Business Studies – 1.1 Business activity | e-Consult
1.1 Business activity (1 questions)
The availability and cost of the factors of production – land, labour, capital, and enterprise – significantly impact a business's operations and profitability. Let's consider the impact of a change in the cost of labour. An increase in the cost of labour, for example due to a minimum wage increase or a shortage of skilled workers, can have several consequences.
- Increased Production Costs: Higher wages directly increase a business's variable costs. This can reduce profit margins if prices cannot be raised.
- Reduced Profitability: If a business cannot pass on increased costs to consumers through higher prices (due to competition or price sensitivity), its profitability will decrease.
- Investment in Technology: To mitigate rising labour costs, a business might invest in automation and technology to replace manual labour. This requires significant capital investment.
- Outsourcing: A business might choose to outsource production to countries with lower labour costs.

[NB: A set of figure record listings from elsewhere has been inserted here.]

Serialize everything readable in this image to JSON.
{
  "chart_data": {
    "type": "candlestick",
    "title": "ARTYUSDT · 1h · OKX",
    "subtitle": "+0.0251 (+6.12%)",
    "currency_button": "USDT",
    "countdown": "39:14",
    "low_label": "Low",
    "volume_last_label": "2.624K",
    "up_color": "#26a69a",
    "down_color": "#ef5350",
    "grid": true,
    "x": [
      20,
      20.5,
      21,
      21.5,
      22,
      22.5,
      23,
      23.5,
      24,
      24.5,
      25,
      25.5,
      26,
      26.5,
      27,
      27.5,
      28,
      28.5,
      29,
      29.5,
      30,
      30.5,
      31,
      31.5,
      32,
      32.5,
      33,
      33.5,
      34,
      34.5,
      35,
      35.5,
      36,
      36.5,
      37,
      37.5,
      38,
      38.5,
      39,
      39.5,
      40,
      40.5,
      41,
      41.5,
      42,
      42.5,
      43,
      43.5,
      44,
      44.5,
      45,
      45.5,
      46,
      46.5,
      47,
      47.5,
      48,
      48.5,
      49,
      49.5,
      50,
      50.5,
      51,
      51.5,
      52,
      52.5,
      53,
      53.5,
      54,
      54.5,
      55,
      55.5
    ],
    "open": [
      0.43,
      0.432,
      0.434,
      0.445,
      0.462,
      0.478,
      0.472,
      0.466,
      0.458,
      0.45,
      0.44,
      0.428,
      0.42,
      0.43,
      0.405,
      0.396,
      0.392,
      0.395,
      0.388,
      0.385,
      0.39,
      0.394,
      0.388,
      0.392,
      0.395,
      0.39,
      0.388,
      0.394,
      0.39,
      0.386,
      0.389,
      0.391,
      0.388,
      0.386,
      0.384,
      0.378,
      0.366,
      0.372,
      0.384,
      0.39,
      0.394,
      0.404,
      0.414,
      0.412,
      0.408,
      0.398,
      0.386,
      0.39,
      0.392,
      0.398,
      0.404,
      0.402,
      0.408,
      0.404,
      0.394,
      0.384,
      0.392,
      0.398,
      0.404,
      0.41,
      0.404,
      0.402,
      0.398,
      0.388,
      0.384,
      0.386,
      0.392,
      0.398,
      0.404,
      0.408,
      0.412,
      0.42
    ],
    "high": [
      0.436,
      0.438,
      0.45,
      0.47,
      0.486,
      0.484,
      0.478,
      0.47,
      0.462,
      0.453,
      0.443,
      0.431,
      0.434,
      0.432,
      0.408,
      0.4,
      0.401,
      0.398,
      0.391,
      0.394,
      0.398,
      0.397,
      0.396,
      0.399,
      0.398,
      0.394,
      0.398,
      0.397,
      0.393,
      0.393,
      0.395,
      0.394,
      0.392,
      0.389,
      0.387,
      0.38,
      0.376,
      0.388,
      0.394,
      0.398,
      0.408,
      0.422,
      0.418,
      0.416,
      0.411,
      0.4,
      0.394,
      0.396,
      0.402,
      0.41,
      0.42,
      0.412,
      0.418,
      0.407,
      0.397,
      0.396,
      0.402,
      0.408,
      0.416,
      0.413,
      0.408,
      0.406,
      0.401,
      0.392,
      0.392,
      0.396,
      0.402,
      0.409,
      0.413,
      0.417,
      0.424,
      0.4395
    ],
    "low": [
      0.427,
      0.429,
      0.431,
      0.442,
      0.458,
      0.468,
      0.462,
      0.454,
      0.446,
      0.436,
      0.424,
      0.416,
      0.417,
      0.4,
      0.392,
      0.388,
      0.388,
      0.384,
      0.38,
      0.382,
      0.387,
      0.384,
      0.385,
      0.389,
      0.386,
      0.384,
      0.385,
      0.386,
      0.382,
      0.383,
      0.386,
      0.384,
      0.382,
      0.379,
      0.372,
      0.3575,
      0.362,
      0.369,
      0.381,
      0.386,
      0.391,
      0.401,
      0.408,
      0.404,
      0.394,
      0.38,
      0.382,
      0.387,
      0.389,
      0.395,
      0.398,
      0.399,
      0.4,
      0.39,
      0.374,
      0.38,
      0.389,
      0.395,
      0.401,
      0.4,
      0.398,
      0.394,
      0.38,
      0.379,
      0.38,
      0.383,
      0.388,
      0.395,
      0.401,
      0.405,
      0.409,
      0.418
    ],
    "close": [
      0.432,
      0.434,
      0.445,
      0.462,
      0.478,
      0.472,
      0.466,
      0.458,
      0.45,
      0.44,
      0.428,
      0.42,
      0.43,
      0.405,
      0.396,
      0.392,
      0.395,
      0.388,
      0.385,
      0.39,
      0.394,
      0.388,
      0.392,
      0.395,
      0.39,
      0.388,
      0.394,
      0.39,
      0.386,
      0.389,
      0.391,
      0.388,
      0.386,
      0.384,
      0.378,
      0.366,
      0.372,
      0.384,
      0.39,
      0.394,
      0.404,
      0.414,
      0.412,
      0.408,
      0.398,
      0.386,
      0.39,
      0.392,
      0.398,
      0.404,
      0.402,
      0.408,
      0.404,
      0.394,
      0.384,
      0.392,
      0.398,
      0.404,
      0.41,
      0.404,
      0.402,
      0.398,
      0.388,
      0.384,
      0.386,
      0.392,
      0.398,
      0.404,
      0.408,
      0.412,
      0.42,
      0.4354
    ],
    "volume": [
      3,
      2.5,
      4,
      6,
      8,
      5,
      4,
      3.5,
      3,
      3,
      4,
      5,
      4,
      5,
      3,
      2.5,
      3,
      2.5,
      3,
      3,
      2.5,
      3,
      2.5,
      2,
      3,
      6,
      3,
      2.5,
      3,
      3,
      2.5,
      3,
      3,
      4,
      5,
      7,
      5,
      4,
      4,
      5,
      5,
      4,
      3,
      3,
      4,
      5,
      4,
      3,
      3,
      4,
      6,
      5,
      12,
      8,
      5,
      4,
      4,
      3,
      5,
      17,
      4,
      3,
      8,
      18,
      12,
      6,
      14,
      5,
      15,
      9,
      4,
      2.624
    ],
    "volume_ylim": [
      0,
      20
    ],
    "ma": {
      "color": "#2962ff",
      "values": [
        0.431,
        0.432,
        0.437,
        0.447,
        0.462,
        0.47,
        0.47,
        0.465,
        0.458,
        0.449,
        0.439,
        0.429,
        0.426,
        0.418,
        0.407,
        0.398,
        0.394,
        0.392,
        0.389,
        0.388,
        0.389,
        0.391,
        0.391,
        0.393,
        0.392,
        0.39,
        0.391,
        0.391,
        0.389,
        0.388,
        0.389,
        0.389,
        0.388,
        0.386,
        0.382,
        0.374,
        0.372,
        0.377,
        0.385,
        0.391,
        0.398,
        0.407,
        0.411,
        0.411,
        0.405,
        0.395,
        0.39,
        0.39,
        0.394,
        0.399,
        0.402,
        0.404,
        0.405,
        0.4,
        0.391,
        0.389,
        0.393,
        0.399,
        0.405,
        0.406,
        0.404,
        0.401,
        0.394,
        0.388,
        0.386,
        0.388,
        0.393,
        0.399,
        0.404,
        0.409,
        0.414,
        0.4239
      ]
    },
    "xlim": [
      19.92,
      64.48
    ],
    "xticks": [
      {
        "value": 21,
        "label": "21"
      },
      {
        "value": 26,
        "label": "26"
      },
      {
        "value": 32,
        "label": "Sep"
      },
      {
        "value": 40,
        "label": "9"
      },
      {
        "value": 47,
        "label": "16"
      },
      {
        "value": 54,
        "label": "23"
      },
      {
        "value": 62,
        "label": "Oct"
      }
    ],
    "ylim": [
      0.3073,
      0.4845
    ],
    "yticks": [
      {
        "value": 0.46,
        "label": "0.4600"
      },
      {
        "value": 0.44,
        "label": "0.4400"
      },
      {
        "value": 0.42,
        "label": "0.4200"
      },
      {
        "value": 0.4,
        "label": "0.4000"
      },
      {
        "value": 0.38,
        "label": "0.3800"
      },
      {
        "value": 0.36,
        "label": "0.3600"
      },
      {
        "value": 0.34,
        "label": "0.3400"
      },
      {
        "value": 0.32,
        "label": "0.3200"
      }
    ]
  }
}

This can lead to quality control issues and ethical concerns.
- Reduced Employment: In the worst-case scenario, a business might reduce its workforce to cut costs, leading to job losses.
Example: A small manufacturing company relying on manual labour might struggle with a significant rise in the minimum wage. They may need to invest in machinery, potentially leading to temporary layoffs. Alternatively, they might consider relocating production to a country with lower labour costs, but this carries risks.